Cirrocumulus Clouds (Uroko-gumo)
- Date:
- 1919
- Medium:
- Color woodblock print
- Source:
- Art Institute of Chicago
Description
Cirrocumulus Clouds (Uroko-gumo), dated 1919, is among Shiro Kasamatsu's earliest published designs and a window into his beginnings within the [shin-hanga](/glossary/shin-hanga) circle around the publisher Watanabe Shozaburo. The Japanese term uroko-gumo, literally fish-scale clouds, describes the rippled, mottled pattern that cirrocumulus formations make across an autumn sky; Japanese painters and poets had long treated this cloud type as a seasonal marker associated with clarity, melancholy, and the harvest months. Kasamatsu builds the image around that sky rather than around a more conventional architectural or figural focus, devoting the upper register to the patterned clouds and reserving a quieter band of landscape below. The print demonstrates how the shin-hanga workshop translated subtle atmospheric effects into woodblock technique: the cloud field is achieved through precisely registered impressions and graded [bokashi](/glossary/bokashi) printing, with the negative space of the paper carrying as much of the design as the printed pigment.

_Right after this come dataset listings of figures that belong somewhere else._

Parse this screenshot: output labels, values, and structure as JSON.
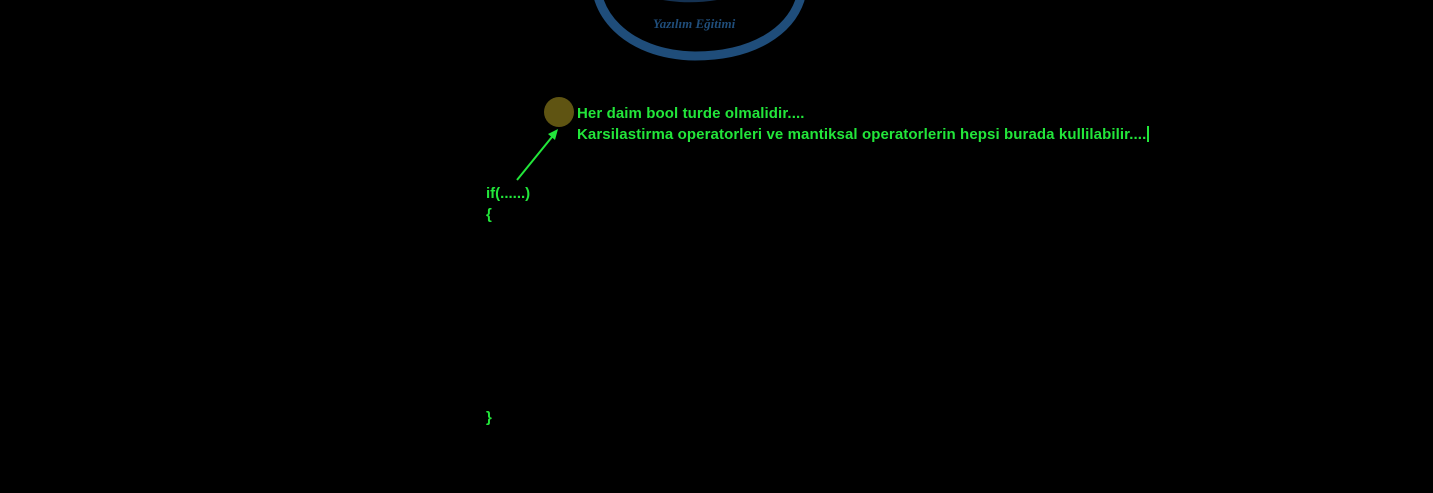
{
  "watermark": {
    "subtitle": "Yazılım Eğitimi"
  },
  "notes": {
    "line1": "Her daim bool turde olmalidir....",
    "line2": "Karsilastirma operatorleri ve mantiksal operatorlerin hepsi burada kullilabilir...."
  },
  "code": {
    "if_line": "if(......)",
    "open_brace": "{",
    "close_brace": "}"
  },
  "colors": {
    "background": "#000000",
    "text": "#22e63a",
    "pointer": "#5f5412",
    "watermark": "#1f4d7a"
  },
  "icons": {
    "pointer": "cursor-highlight-icon",
    "arrow": "arrow-up-right-icon",
    "logo": "logo-swoosh-icon"
  }
}
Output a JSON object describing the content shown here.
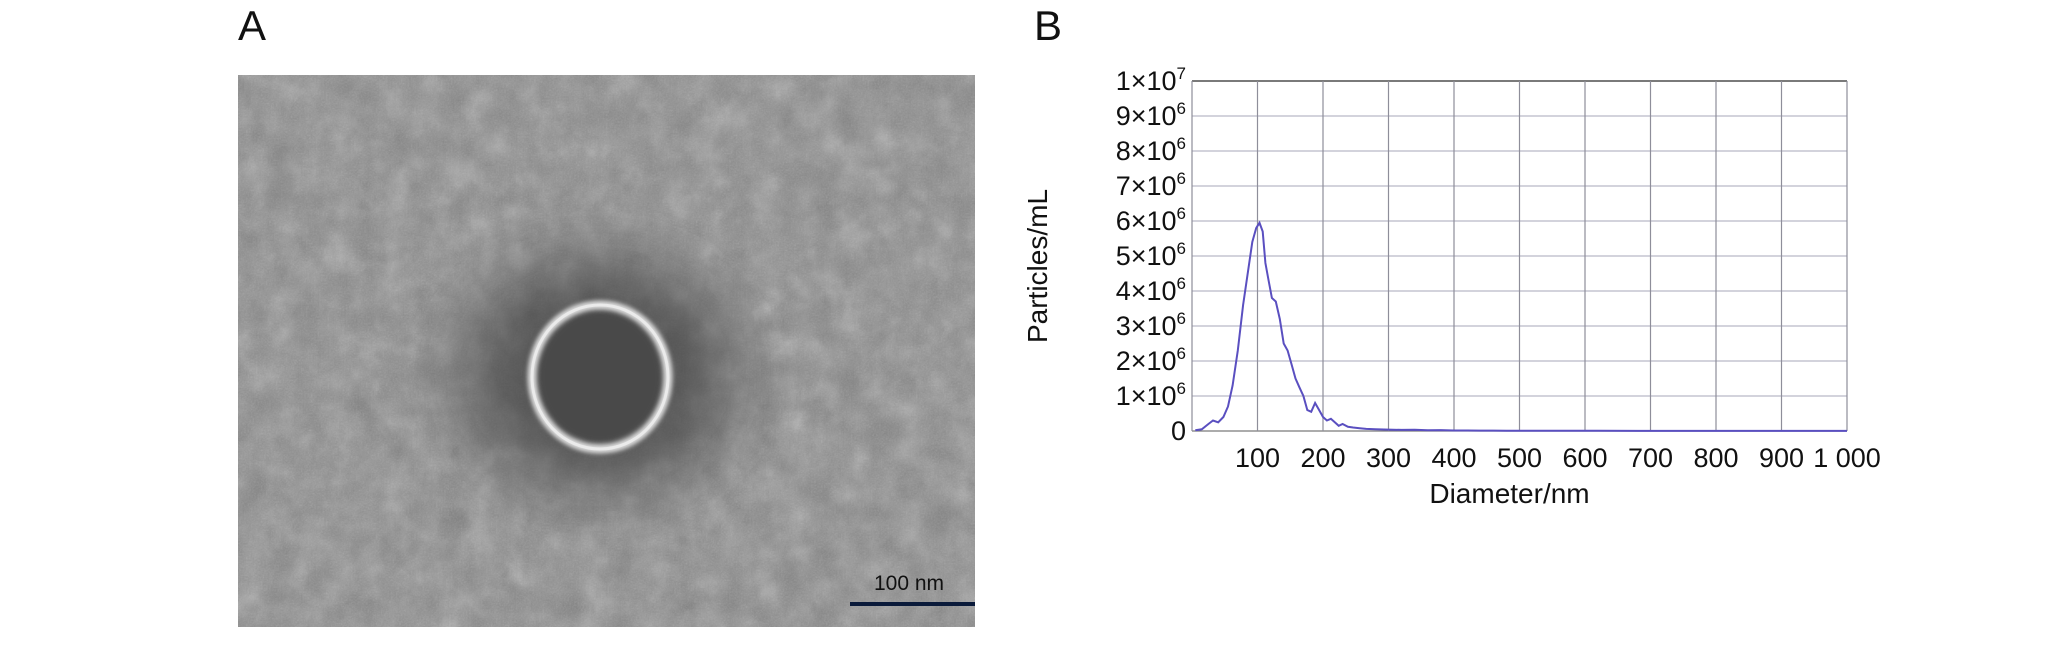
{
  "panels": {
    "a_label": "A",
    "b_label": "B"
  },
  "tem": {
    "scale_bar_label": "100 nm",
    "background_color": "#8a8a8a",
    "ring_color": "#e6e6e6"
  },
  "chart_data": {
    "type": "line",
    "xlabel": "Diameter/nm",
    "ylabel": "Particles/mL",
    "xlim": [
      0,
      1000
    ],
    "ylim": [
      0,
      10000000
    ],
    "grid": true,
    "line_color": "#5a4fc0",
    "x_ticks": [
      100,
      200,
      300,
      400,
      500,
      600,
      700,
      800,
      900,
      1000
    ],
    "x_tick_labels": [
      "100",
      "200",
      "300",
      "400",
      "500",
      "600",
      "700",
      "800",
      "900",
      "1 000"
    ],
    "y_ticks": [
      {
        "value": 0,
        "base": "0",
        "exp": ""
      },
      {
        "value": 1000000,
        "base": "1×10",
        "exp": "6"
      },
      {
        "value": 2000000,
        "base": "2×10",
        "exp": "6"
      },
      {
        "value": 3000000,
        "base": "3×10",
        "exp": "6"
      },
      {
        "value": 4000000,
        "base": "4×10",
        "exp": "6"
      },
      {
        "value": 5000000,
        "base": "5×10",
        "exp": "6"
      },
      {
        "value": 6000000,
        "base": "6×10",
        "exp": "6"
      },
      {
        "value": 7000000,
        "base": "7×10",
        "exp": "6"
      },
      {
        "value": 8000000,
        "base": "8×10",
        "exp": "6"
      },
      {
        "value": 9000000,
        "base": "9×10",
        "exp": "6"
      },
      {
        "value": 10000000,
        "base": "1×10",
        "exp": "7"
      }
    ],
    "series": [
      {
        "x": [
          5,
          15,
          25,
          32,
          40,
          48,
          55,
          62,
          70,
          78,
          85,
          92,
          98,
          103,
          108,
          112,
          117,
          122,
          128,
          134,
          140,
          146,
          152,
          158,
          164,
          170,
          176,
          182,
          188,
          194,
          200,
          206,
          212,
          218,
          224,
          230,
          238,
          246,
          256,
          266,
          280,
          300,
          320,
          340,
          360,
          380,
          400,
          420,
          440,
          460,
          480,
          500,
          540,
          580,
          620,
          680,
          740,
          800,
          860,
          920,
          980,
          1000
        ],
        "y": [
          20000,
          50000,
          200000,
          300000,
          250000,
          400000,
          700000,
          1300000,
          2300000,
          3600000,
          4500000,
          5400000,
          5800000,
          5950000,
          5700000,
          4800000,
          4300000,
          3800000,
          3700000,
          3200000,
          2500000,
          2300000,
          1900000,
          1500000,
          1250000,
          1000000,
          600000,
          550000,
          800000,
          600000,
          400000,
          300000,
          350000,
          250000,
          150000,
          200000,
          120000,
          100000,
          80000,
          60000,
          50000,
          40000,
          30000,
          35000,
          20000,
          25000,
          15000,
          15000,
          10000,
          12000,
          8000,
          8000,
          6000,
          5000,
          5000,
          4000,
          4000,
          3000,
          3000,
          3000,
          2000,
          2000
        ]
      }
    ]
  }
}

Watanabe Shozaburo's role in shaping this kind of refined output is central; as publisher he selected artists, supervised the carving and printing teams, and pushed for editions that could compete in quality with both contemporary Western prints and earlier [ukiyo-e](/glossary/ukiyo-e) masterworks. For Kasamatsu, who was still in his twenties in 1919, the design helped establish the contemplative, atmosphere-driven sensibility that would mark his later landscapes. The print is held in the Art Institute of Chicago.